5 new features coming to your iPhone in iOS 16.4
1. Push notifications from web apps
If you like to keep up with the latest news from your favorite web apps – which live in your browser, rather than the homescreen – then iOS 16.4 could be a handy update for you.
You can already add web app shortcuts to your homescreen (when on the website, just tap the arrow button in the top right, then choose 'Add to Home Screen'). But unlike native apps, these shortcuts haven't been able to send your push notifications – this will change in iOS 16.4.
If you choose to allow notifications, they'll appear just like the ones for apps you've installed, including on your lock screen, in notification center and on a paired Apple Watch, if you have one. Interestingly, you'll also be able to add web apps to your homescreen from third-party browsers (rather than just Safari).
It's a feature that could get overwhelming if you grant too many permissions, but you'll be able to manage them in them in the Notifications settings menu.
2. A ton of new emojis
You can never have too many emojis to choose from – and fortunately iOS 16.4 is adding 21 new options to our messaging arsenals.
Fittingly for our troubled times, we're getting a shaking face emoji, which looks handy for expressing shock or confusion at troubling news. Fans of animal emojis are also well catered for in iOS 16.4, with a donkey, moose, goose and jellyfish all joining the fray.

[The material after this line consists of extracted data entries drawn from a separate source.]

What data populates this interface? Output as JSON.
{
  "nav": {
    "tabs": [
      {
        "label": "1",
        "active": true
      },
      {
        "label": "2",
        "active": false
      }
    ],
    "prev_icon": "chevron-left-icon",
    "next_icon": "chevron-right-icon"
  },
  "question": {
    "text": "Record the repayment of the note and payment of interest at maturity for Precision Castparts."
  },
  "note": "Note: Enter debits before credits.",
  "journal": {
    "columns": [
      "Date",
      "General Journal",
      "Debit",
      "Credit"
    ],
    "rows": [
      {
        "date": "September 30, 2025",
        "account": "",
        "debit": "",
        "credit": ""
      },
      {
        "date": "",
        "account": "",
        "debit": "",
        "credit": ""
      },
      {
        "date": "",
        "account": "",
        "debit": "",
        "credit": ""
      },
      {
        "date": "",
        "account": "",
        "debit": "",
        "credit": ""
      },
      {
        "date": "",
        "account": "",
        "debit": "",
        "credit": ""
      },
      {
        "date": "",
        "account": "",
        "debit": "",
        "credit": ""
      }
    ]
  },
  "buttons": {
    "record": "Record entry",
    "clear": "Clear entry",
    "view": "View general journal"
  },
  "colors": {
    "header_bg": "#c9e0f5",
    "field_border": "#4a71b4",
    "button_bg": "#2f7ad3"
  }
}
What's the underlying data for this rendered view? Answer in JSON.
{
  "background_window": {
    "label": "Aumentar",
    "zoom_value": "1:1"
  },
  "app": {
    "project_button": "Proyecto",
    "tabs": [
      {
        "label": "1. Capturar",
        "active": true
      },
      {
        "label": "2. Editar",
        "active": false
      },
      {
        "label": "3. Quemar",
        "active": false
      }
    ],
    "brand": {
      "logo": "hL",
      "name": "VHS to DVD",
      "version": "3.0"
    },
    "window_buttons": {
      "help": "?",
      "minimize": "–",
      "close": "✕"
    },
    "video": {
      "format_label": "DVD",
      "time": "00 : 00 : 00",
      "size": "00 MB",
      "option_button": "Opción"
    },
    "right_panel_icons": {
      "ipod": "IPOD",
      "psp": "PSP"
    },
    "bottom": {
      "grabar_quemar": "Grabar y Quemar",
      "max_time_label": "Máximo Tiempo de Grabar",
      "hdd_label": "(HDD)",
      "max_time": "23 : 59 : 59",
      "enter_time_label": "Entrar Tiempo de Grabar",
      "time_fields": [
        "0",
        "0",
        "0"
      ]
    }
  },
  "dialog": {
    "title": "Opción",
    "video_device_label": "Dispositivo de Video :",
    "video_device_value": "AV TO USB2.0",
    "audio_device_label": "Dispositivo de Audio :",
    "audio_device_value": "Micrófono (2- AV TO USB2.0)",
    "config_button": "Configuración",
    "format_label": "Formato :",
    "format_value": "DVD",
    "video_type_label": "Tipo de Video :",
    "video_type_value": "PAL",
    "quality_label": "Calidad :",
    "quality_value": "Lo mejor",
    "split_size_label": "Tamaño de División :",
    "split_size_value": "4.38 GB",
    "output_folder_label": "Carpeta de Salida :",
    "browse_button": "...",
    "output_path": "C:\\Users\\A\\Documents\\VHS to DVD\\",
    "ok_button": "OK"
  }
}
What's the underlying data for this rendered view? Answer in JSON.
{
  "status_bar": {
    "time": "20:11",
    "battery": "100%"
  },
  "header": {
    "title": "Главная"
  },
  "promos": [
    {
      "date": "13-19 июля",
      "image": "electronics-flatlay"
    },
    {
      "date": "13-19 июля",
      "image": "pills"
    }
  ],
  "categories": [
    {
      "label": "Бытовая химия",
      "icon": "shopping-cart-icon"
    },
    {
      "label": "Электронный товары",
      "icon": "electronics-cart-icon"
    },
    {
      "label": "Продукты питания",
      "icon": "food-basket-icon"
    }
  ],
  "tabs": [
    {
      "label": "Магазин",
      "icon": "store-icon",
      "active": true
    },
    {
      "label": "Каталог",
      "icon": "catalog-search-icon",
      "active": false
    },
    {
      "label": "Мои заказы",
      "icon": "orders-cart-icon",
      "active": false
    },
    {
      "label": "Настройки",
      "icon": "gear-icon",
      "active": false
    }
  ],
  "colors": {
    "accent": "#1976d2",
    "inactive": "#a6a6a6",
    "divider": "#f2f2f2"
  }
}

A slightly antagonistic 'pushing hand' emoji will also arrive to help you swiftly reject suggestions, while an array of new hearts (including pink, grey and light blue) will be on hand to help you patch up any offense you've just caused.

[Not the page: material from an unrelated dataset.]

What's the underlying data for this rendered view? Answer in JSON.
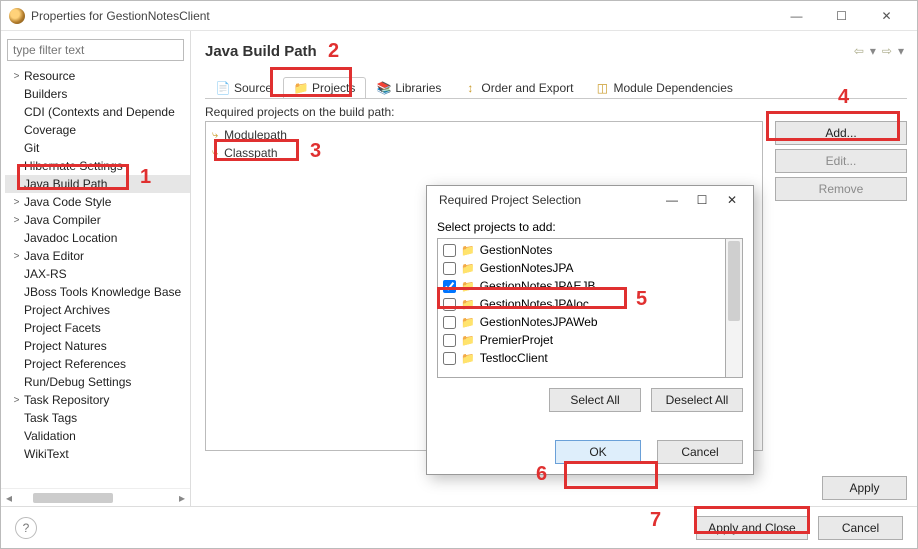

3. An improved Podcasts app
If you mainly feed your podcast habit in Apple's default Podcasts app rather than third-party ones, you'll see several small improvements to the overall experience in iOS 16.4.
Firstly, it'll become easier to find shows that are part of wider channels or networks. When you follow a show that's part of a channel (for example, a network that produces multiple shows, like Bloomberg or the BBC), you'll be able to see it in a new dedicated Channels section in your podcast Library.

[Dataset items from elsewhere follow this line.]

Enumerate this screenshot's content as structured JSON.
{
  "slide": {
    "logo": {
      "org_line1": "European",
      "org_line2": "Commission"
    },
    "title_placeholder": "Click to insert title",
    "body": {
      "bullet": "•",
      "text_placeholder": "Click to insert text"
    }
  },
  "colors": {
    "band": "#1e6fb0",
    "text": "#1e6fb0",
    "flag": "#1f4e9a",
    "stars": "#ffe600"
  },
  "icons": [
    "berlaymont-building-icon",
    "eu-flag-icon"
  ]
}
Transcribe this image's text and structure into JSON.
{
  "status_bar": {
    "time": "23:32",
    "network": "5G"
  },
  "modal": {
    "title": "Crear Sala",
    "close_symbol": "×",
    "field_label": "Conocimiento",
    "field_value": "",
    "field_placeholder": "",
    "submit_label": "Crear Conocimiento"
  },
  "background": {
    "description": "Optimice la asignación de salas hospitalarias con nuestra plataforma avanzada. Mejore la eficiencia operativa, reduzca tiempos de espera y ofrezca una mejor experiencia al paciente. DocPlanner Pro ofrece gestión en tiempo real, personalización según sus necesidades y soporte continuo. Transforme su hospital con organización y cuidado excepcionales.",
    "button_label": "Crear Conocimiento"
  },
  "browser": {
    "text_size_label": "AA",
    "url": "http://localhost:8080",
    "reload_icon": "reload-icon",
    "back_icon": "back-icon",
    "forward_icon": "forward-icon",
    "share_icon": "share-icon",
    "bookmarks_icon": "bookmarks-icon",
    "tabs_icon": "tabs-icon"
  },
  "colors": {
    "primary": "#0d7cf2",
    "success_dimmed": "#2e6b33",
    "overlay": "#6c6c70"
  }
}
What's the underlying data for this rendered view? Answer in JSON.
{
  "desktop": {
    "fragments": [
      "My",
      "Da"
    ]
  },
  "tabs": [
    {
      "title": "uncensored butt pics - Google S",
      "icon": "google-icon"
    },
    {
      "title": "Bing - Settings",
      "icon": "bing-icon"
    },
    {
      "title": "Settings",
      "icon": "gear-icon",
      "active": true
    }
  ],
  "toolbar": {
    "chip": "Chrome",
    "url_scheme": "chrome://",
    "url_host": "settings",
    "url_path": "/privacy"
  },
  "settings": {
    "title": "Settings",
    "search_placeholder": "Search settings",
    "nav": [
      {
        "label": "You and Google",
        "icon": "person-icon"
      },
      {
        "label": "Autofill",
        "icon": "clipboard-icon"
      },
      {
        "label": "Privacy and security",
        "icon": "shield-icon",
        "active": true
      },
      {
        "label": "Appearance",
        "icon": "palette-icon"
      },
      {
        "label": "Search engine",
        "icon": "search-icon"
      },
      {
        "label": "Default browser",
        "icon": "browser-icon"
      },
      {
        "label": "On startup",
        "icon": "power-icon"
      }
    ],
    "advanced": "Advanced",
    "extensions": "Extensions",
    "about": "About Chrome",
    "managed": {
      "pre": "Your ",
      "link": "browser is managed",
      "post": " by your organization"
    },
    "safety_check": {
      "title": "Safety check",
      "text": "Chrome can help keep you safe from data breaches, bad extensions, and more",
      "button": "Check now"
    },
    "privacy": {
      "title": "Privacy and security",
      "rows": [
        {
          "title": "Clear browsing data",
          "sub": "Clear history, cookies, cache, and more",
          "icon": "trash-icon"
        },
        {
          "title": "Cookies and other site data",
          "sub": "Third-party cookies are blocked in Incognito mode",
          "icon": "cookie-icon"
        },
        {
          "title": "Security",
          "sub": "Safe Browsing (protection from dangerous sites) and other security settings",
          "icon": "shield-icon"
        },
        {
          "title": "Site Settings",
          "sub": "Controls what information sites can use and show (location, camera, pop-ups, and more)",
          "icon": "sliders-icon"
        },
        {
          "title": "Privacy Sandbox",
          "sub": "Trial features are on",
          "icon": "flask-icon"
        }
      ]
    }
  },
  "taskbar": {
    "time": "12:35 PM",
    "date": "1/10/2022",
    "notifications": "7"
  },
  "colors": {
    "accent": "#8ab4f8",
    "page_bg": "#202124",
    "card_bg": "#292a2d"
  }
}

This is handy, given that many podcasts are now part of wider networks that produce several shows around similar themes. When you tap on a channel, you'll see the shows you follow at the top, plus any subscription options that are available for that network.
Elsewhere, the app's 'Up Next' queue will include more options to help you manage it. These will include the option of rejecting an episode from Up Next, or touching and holding to show its artwork.
If you listen to the Podcasts app while commuting in your car, you'll also finally be able to access your Up Next and Recently Played queues in the CarPlay's 'Listen Now' section. An overhauled Browse tab will also show you hand-picked podcast recommendations to help you find your next podcast addiction.
4. A boost for Apple HomeKit
If you've found Apple HomeKit to be a little buggy and consistent with certain devices, iOS 16.4 could deliver some improved performance.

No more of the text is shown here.